Ein Grund könnten die im Internet verbreiteten Fotos sein, auf denen glücklich aussehende junge Männer und Frauen gemeinsam zu sehen sind. Das Ereignis zog offenbar weitaus mehr Menschen an als die vorangegangenen, wodurch sich die Behörden zum Einschreiten veranlasst gesehen haben könnten.

Natürlich macht jede Form einer Versammlung die Offiziellen nervös, vor allem, wenn junge Leute beteiligt sind. Man fürchtet, dass sich selbst bei offenkundig unpolitischen Anlässen regimekritische Untertöne einschleichen könnten.

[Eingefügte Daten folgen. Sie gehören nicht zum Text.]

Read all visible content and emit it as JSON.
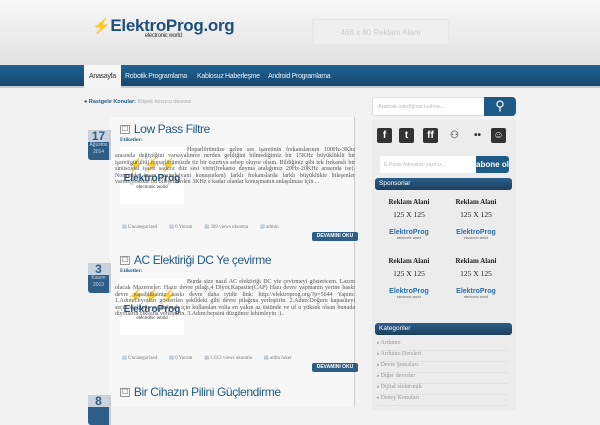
{
  "header": {
    "logo": "ElektroProg.org",
    "logo_sub": "electronic world",
    "ad": "468 x 60 Reklam Alanı"
  },
  "nav": [
    "Anasayfa",
    "Robotik Programlama",
    "Kablosuz Haberleşme",
    "Android Programlama"
  ],
  "crumb": {
    "label": "Rastgele Konular:",
    "value": "Köpek kovucu devresi"
  },
  "search": {
    "placeholder": "Aramak istediğiniz kelime..."
  },
  "posts": [
    {
      "day": "17",
      "month": "Ağustos",
      "year": "2014",
      "title": "Low Pass Filtre",
      "tags": "Etiketler:",
      "text": "Hoparlörümüze gelen ses işaretinin frekanslarının 100Hz-3Khz arasında değiştiğini varsayalımve nerden geldiğini bilmediğimiz bir 15KHz büyüklüklü bir işaret(gürültü) hoparlörümüzde tiz bir cızırtıya sebep oluyor olsun. Bildiğiniz gibi tek frekanslı bir sinüsoidal işaret sadece düz sesi verir(frekansı duyma aralığımız 20Hz-20KHz arasında ise). Normalde insan sesinde(yani konuşurken) farklı frekanslarda farklı büyüklükte bileşenler vardır(pratikte bu bileşenlerden 3KHz e kadar olanlar konuşmanın anlaşılması için ...",
      "category": "Uncategorized",
      "comments": "0 Yorum",
      "views": "369 views okunma",
      "author": "admin",
      "more": "DEVAMINI OKU"
    },
    {
      "day": "3",
      "month": "Kasım",
      "year": "2013",
      "title": "AC Elektiriği DC Ye çevirme",
      "tags": "Etiketler:",
      "text": "Burda size nasıl AC elektiriği DC yie çevirmeyi göstericem. Lazım olacak Mazemeler: Hazır devre pilağı,4 Diyot,Kapasite(CAP) Hazı devre yapmanın yerine baskı devre yapabilirsiniz baskı devre daha iyidir link: http://elektroprog.org/?p=5644 Yapım: 1.Adım:Diyotları gösterilen şekildeki gibi devre pilağına yerleştirin. 2.Adım:Doğuru kapasiteyi seçin ve bunu yapabilmek için kullanılan volta en yakın az üstünde ve uf u yüksek olsun bunuda diyotların çıkışına yerleştirin. 3.Adım:hepsini düzgünce lehimleyin :)..",
      "category": "Uncategorized",
      "comments": "0 Yorum",
      "views": "1.613 views okunma",
      "author": "atilla foker",
      "more": "DEVAMINI OKU"
    },
    {
      "day": "8",
      "title": "Bir Cihazın Pilini Güçlendirme"
    }
  ],
  "thumb": {
    "brand": "ElektroProg",
    "sub": "electronic world"
  },
  "sidebar": {
    "email_placeholder": "E-Posta Adresinizi yazınız...",
    "subscribe": "abone ol",
    "sponsors_title": "Sponsorlar",
    "ad_title": "Reklam Alani",
    "ad_size": "125 X 125",
    "ad_brand": "ElektroProg",
    "ad_sub": "electronic world",
    "categories_title": "Kategoriler",
    "categories": [
      "Arduino",
      "Arduino Dersleri",
      "Devre Şemaları",
      "Diğer devreler",
      "Dijital elektronik",
      "Deney Konuları"
    ]
  }
}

Möglich ist auch, dass die wasserliebenden jungen Leute Opfer der politischen Rivalitäten zwischen den verschiedenen Fraktionen des islamischen Establishments geworden sind.

Die erzkonservative und regierungtreue Webseite Rajanews griff den Teheraner Bürgermeister Mohammad Bagher Ghalibaf scharf an und warf seinem Team vor, hinter der Wasserschlacht zu stecken. Die Webseite der Teheraner Stadtverwaltung Hamshahri dementierte dies und beschuldigte Raja News der Lüge. Beide Seiten scheinen sich immerhin darin einig zu sein, dass die jungen Leute gegen islamische Gesetze gehandelt haben.

Diese weisen das jedoch von sich: „Alles, was wir wollen, ist ein bisschen Freude“, schreibt ein Teilnehmer auf Facebook. Sarkastisch schlägt ein anderer bei Facebook vor: „Frauen auf diese Seite, Männer auf die andere – dann wird der Islami nicht gefährdet“.

Die jungen Leute scheinen sich von den Warnungen und den Berichten über Verhaftungen nicht abschrecken zu lassen. Einige schreiben auf Facebook, dass es in den kommenden Wochen weitere Aktionen geben wird. „Im schlimmsten Fall laufen wir weg, wenn die Polizei kommt“, schreibt ein junger Mann auf der Facebook-Seite Water Gun Wars in Tehran.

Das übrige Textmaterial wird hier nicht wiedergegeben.